Sierra Leone is one of the world’s poorest countries; ranked 177 out of 186 countries in the UN’s Human Development Index, it has a life expectancy of just 48 years. The West Africa nation was ravaged by a civil war between 1991 and 2002, which left 70,000 people dead. The country's entire infrastructure was damaged, including its health systems. Since the conflict’s conclusion, progress is being made to improve health care in rural communities. However, the country’s population still has to contend with a number of issues: high youth unemployment; high maternal and infant mortality; widespread rural poverty; poor infrastructure; disease and a high proportion of people who are unable to read or write. However, the community is rebuilding. There is a stable government that has held two successful presidential elections. The economy is one of the fastest growing in Africa and the government is making every effort to rebuild infrastructure.

Country Facts

  • Sierra Leoneans face a number of diseases stemming from health and sanitation issues. Malnutrition, anaemia, neonatal infection, diarrhoeal diseases, pneumonia and malaria are all common causes of infant deaths.
  • 1 in 6 women will die giving birth
  • Under-five mortality rate (per 1,000 live births): 182 (2012)
  • UN HDI 2011 ranking: 177 out of 186 countries
  • Malaria remains the most common cause of illness and death in the country, accounting for about 50% of outpatient visits and 38% of hospital admissions. Malaria accounts for about 41% of all hospital deaths among children aged under 5 years
  • Only 40 per cent of the population has access to safe drinking water. Dirty water gives rise to waterborne diseases such as diarrhoea, hepatitis A, cholera and typhoid fever.

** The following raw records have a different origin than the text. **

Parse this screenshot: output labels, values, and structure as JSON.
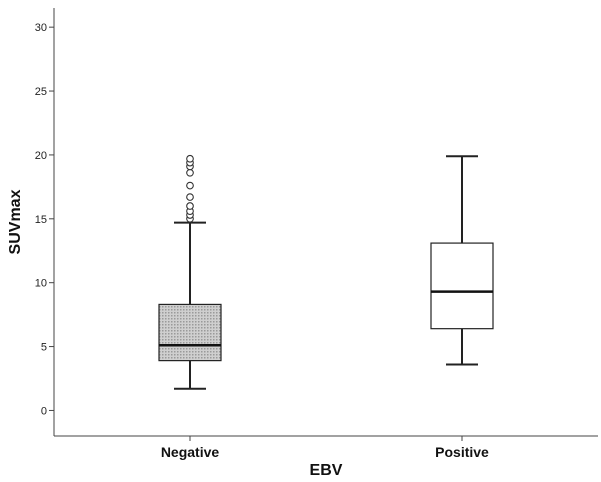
{
  "chart_data": {
    "type": "boxplot",
    "title": "",
    "xlabel": "EBV",
    "ylabel": "SUVmax",
    "ylim": [
      -2,
      31.5
    ],
    "yticks": [
      0,
      5,
      10,
      15,
      20,
      25,
      30
    ],
    "ytick_labels": [
      "0",
      "5",
      "10",
      "15",
      "20",
      "25",
      "30"
    ],
    "grid": false,
    "categories": [
      "Negative",
      "Positive"
    ],
    "boxes": [
      {
        "category": "Negative",
        "whisker_low": 1.7,
        "q1": 3.9,
        "median": 5.1,
        "q3": 8.3,
        "whisker_high": 14.7,
        "outliers": [
          15.0,
          15.3,
          15.6,
          16.0,
          16.7,
          17.6,
          18.6,
          19.1,
          19.4,
          19.7
        ],
        "fill": "#d9d9d9",
        "pattern": "dotted"
      },
      {
        "category": "Positive",
        "whisker_low": 3.6,
        "q1": 6.4,
        "median": 9.3,
        "q3": 13.1,
        "whisker_high": 19.9,
        "outliers": [],
        "fill": "#ffffff",
        "pattern": "none"
      }
    ]
  }
}
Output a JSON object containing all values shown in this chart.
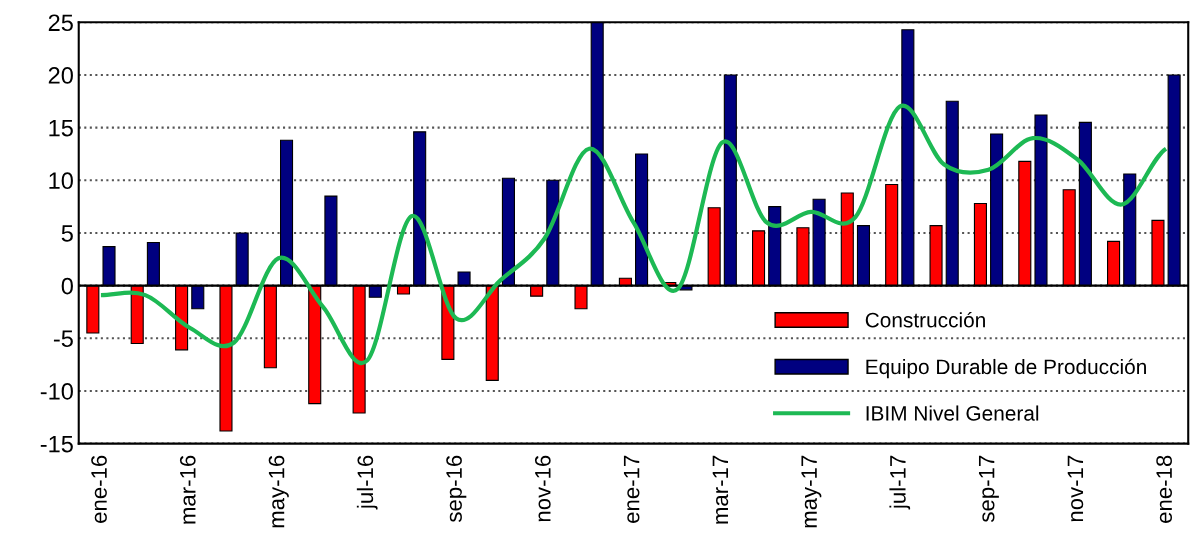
{
  "chart_data": {
    "type": "bar",
    "categories": [
      "ene-16",
      null,
      "mar-16",
      null,
      "may-16",
      null,
      "jul-16",
      null,
      "sep-16",
      null,
      "nov-16",
      null,
      "ene-17",
      null,
      "mar-17",
      null,
      "may-17",
      null,
      "jul-17",
      null,
      "sep-17",
      null,
      "nov-17",
      null,
      "ene-18"
    ],
    "series": [
      {
        "name": "Construcción",
        "color": "#ff0000",
        "values": [
          -4.5,
          -5.5,
          -6.1,
          -13.8,
          -7.8,
          -11.2,
          -12.1,
          -0.8,
          -7.0,
          -9.0,
          -1.0,
          -2.2,
          0.7,
          0.3,
          7.4,
          5.2,
          5.5,
          8.8,
          9.6,
          5.7,
          7.8,
          11.8,
          9.1,
          4.2,
          6.2
        ]
      },
      {
        "name": "Equipo Durable de Producción",
        "color": "#000080",
        "values": [
          3.7,
          4.1,
          -2.2,
          5.0,
          13.8,
          8.5,
          -1.1,
          14.6,
          1.3,
          10.2,
          10.0,
          25.0,
          12.5,
          -0.4,
          20.0,
          7.5,
          8.2,
          5.7,
          24.3,
          17.5,
          14.4,
          16.2,
          15.5,
          10.6,
          20.0
        ]
      },
      {
        "name": "IBIM Nivel General",
        "type": "line",
        "color": "#1db954",
        "values": [
          -0.9,
          -0.9,
          -4.0,
          -5.4,
          2.6,
          -2.0,
          -7.1,
          6.6,
          -3.1,
          0.5,
          4.5,
          13.0,
          6.0,
          -0.3,
          13.6,
          6.0,
          7.0,
          6.5,
          17.0,
          11.5,
          11.0,
          14.0,
          12.0,
          7.7,
          13.0
        ]
      }
    ],
    "ylim": [
      -15,
      25
    ],
    "yticks": [
      -15,
      -10,
      -5,
      0,
      5,
      10,
      15,
      20,
      25
    ],
    "grid": "y",
    "legend": "bottom right"
  }
}
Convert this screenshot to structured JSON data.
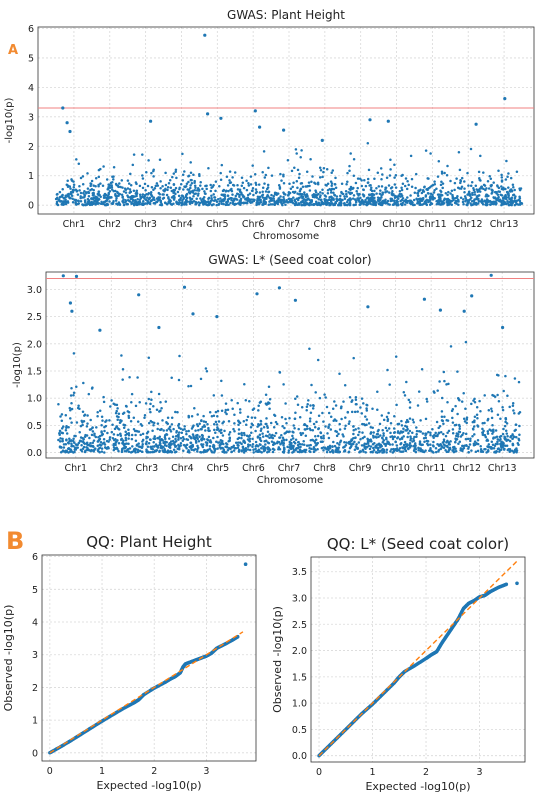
{
  "figure": {
    "panel_a_label": "A",
    "panel_b_label": "B"
  },
  "colors": {
    "points": "#1f77b4",
    "threshold": "#f08080",
    "qq_line": "#ff7f0e",
    "grid": "#d9d9d9",
    "panel_label": "#f28a30"
  },
  "chart_data": [
    {
      "type": "scatter",
      "subtype": "manhattan",
      "title": "GWAS: Plant Height",
      "xlabel": "Chromosome",
      "ylabel": "-log10(p)",
      "categories": [
        "Chr1",
        "Chr2",
        "Chr3",
        "Chr4",
        "Chr5",
        "Chr6",
        "Chr7",
        "Chr8",
        "Chr9",
        "Chr10",
        "Chr11",
        "Chr12",
        "Chr13"
      ],
      "ylim": [
        -0.3,
        6.05
      ],
      "yticks": [
        0,
        1,
        2,
        3,
        4,
        5,
        6
      ],
      "threshold": 3.3,
      "grid": true,
      "notable_points": [
        {
          "chromosome": "Chr5",
          "value": 5.77
        },
        {
          "chromosome": "Chr13",
          "value": 3.62
        },
        {
          "chromosome": "Chr1",
          "value": 3.3
        },
        {
          "chromosome": "Chr6",
          "value": 3.2
        },
        {
          "chromosome": "Chr5",
          "value": 3.1
        },
        {
          "chromosome": "Chr5",
          "value": 2.95
        },
        {
          "chromosome": "Chr10",
          "value": 2.85
        },
        {
          "chromosome": "Chr3",
          "value": 2.85
        },
        {
          "chromosome": "Chr1",
          "value": 2.8
        },
        {
          "chromosome": "Chr6",
          "value": 2.65
        },
        {
          "chromosome": "Chr7",
          "value": 2.55
        },
        {
          "chromosome": "Chr12",
          "value": 2.75
        },
        {
          "chromosome": "Chr1",
          "value": 2.5
        },
        {
          "chromosome": "Chr9",
          "value": 2.9
        },
        {
          "chromosome": "Chr8",
          "value": 2.2
        }
      ],
      "background_max": 2.3
    },
    {
      "type": "scatter",
      "subtype": "manhattan",
      "title": "GWAS: L* (Seed coat color)",
      "xlabel": "Chromosome",
      "ylabel": "-log10(p)",
      "categories": [
        "Chr1",
        "Chr2",
        "Chr3",
        "Chr4",
        "Chr5",
        "Chr6",
        "Chr7",
        "Chr8",
        "Chr9",
        "Chr10",
        "Chr11",
        "Chr12",
        "Chr13"
      ],
      "ylim": [
        -0.1,
        3.32
      ],
      "yticks": [
        0.0,
        0.5,
        1.0,
        1.5,
        2.0,
        2.5,
        3.0
      ],
      "threshold": 3.2,
      "grid": true,
      "notable_points": [
        {
          "chromosome": "Chr1",
          "value": 3.25
        },
        {
          "chromosome": "Chr1",
          "value": 3.24
        },
        {
          "chromosome": "Chr13",
          "value": 3.26
        },
        {
          "chromosome": "Chr4",
          "value": 3.04
        },
        {
          "chromosome": "Chr7",
          "value": 3.03
        },
        {
          "chromosome": "Chr6",
          "value": 2.92
        },
        {
          "chromosome": "Chr3",
          "value": 2.9
        },
        {
          "chromosome": "Chr12",
          "value": 2.88
        },
        {
          "chromosome": "Chr11",
          "value": 2.82
        },
        {
          "chromosome": "Chr7",
          "value": 2.8
        },
        {
          "chromosome": "Chr1",
          "value": 2.75
        },
        {
          "chromosome": "Chr9",
          "value": 2.68
        },
        {
          "chromosome": "Chr1",
          "value": 2.6
        },
        {
          "chromosome": "Chr11",
          "value": 2.62
        },
        {
          "chromosome": "Chr12",
          "value": 2.6
        },
        {
          "chromosome": "Chr4",
          "value": 2.55
        },
        {
          "chromosome": "Chr5",
          "value": 2.5
        },
        {
          "chromosome": "Chr3",
          "value": 2.3
        },
        {
          "chromosome": "Chr13",
          "value": 2.3
        },
        {
          "chromosome": "Chr2",
          "value": 2.25
        }
      ],
      "background_max": 2.05
    },
    {
      "type": "scatter",
      "subtype": "qq",
      "title": "QQ: Plant Height",
      "xlabel": "Expected -log10(p)",
      "ylabel": "Observed -log10(p)",
      "xlim": [
        -0.15,
        3.95
      ],
      "ylim": [
        -0.25,
        6.05
      ],
      "xticks": [
        0,
        1,
        2,
        3
      ],
      "yticks": [
        0,
        1,
        2,
        3,
        4,
        5,
        6
      ],
      "reference_line": {
        "x": [
          0,
          3.7
        ],
        "y": [
          0,
          3.7
        ]
      },
      "points": [
        [
          0.0,
          0.0
        ],
        [
          0.2,
          0.18
        ],
        [
          0.4,
          0.37
        ],
        [
          0.6,
          0.57
        ],
        [
          0.8,
          0.77
        ],
        [
          1.0,
          0.97
        ],
        [
          1.2,
          1.16
        ],
        [
          1.4,
          1.35
        ],
        [
          1.6,
          1.52
        ],
        [
          1.7,
          1.62
        ],
        [
          1.8,
          1.78
        ],
        [
          2.0,
          1.98
        ],
        [
          2.2,
          2.15
        ],
        [
          2.3,
          2.25
        ],
        [
          2.4,
          2.33
        ],
        [
          2.5,
          2.45
        ],
        [
          2.55,
          2.62
        ],
        [
          2.6,
          2.72
        ],
        [
          2.7,
          2.78
        ],
        [
          2.8,
          2.84
        ],
        [
          2.9,
          2.9
        ],
        [
          3.0,
          2.96
        ],
        [
          3.1,
          3.05
        ],
        [
          3.2,
          3.2
        ],
        [
          3.35,
          3.32
        ],
        [
          3.5,
          3.45
        ],
        [
          3.6,
          3.55
        ],
        [
          3.75,
          5.77
        ]
      ]
    },
    {
      "type": "scatter",
      "subtype": "qq",
      "title": "QQ: L* (Seed coat color)",
      "xlabel": "Expected -log10(p)",
      "ylabel": "Observed -log10(p)",
      "xlim": [
        -0.15,
        3.85
      ],
      "ylim": [
        -0.12,
        3.78
      ],
      "xticks": [
        0,
        1,
        2,
        3
      ],
      "yticks": [
        0.0,
        0.5,
        1.0,
        1.5,
        2.0,
        2.5,
        3.0,
        3.5
      ],
      "reference_line": {
        "x": [
          0,
          3.7
        ],
        "y": [
          0,
          3.7
        ]
      },
      "points": [
        [
          0.0,
          0.0
        ],
        [
          0.2,
          0.2
        ],
        [
          0.4,
          0.4
        ],
        [
          0.6,
          0.6
        ],
        [
          0.8,
          0.8
        ],
        [
          1.0,
          0.98
        ],
        [
          1.2,
          1.18
        ],
        [
          1.4,
          1.38
        ],
        [
          1.5,
          1.5
        ],
        [
          1.6,
          1.6
        ],
        [
          1.8,
          1.72
        ],
        [
          2.0,
          1.85
        ],
        [
          2.1,
          1.92
        ],
        [
          2.2,
          1.98
        ],
        [
          2.3,
          2.15
        ],
        [
          2.4,
          2.3
        ],
        [
          2.5,
          2.45
        ],
        [
          2.6,
          2.6
        ],
        [
          2.7,
          2.8
        ],
        [
          2.8,
          2.9
        ],
        [
          2.9,
          2.95
        ],
        [
          3.0,
          3.02
        ],
        [
          3.1,
          3.05
        ],
        [
          3.2,
          3.12
        ],
        [
          3.35,
          3.2
        ],
        [
          3.5,
          3.26
        ],
        [
          3.7,
          3.28
        ]
      ]
    }
  ]
}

  • Life expectancy: 45 years (2012)
  • Largest contribution to mortality: Communicable diseases, maternal, perinatal and nutritional conditions
  • The majority of causes of illness and death, especially of children, in Sierra Leone are preventable with most deaths being attributable to nutritional deficiencies, pneumonia, diarrhoeal diseases, anaemia, malaria, tuberculosis and HIV/AIDS.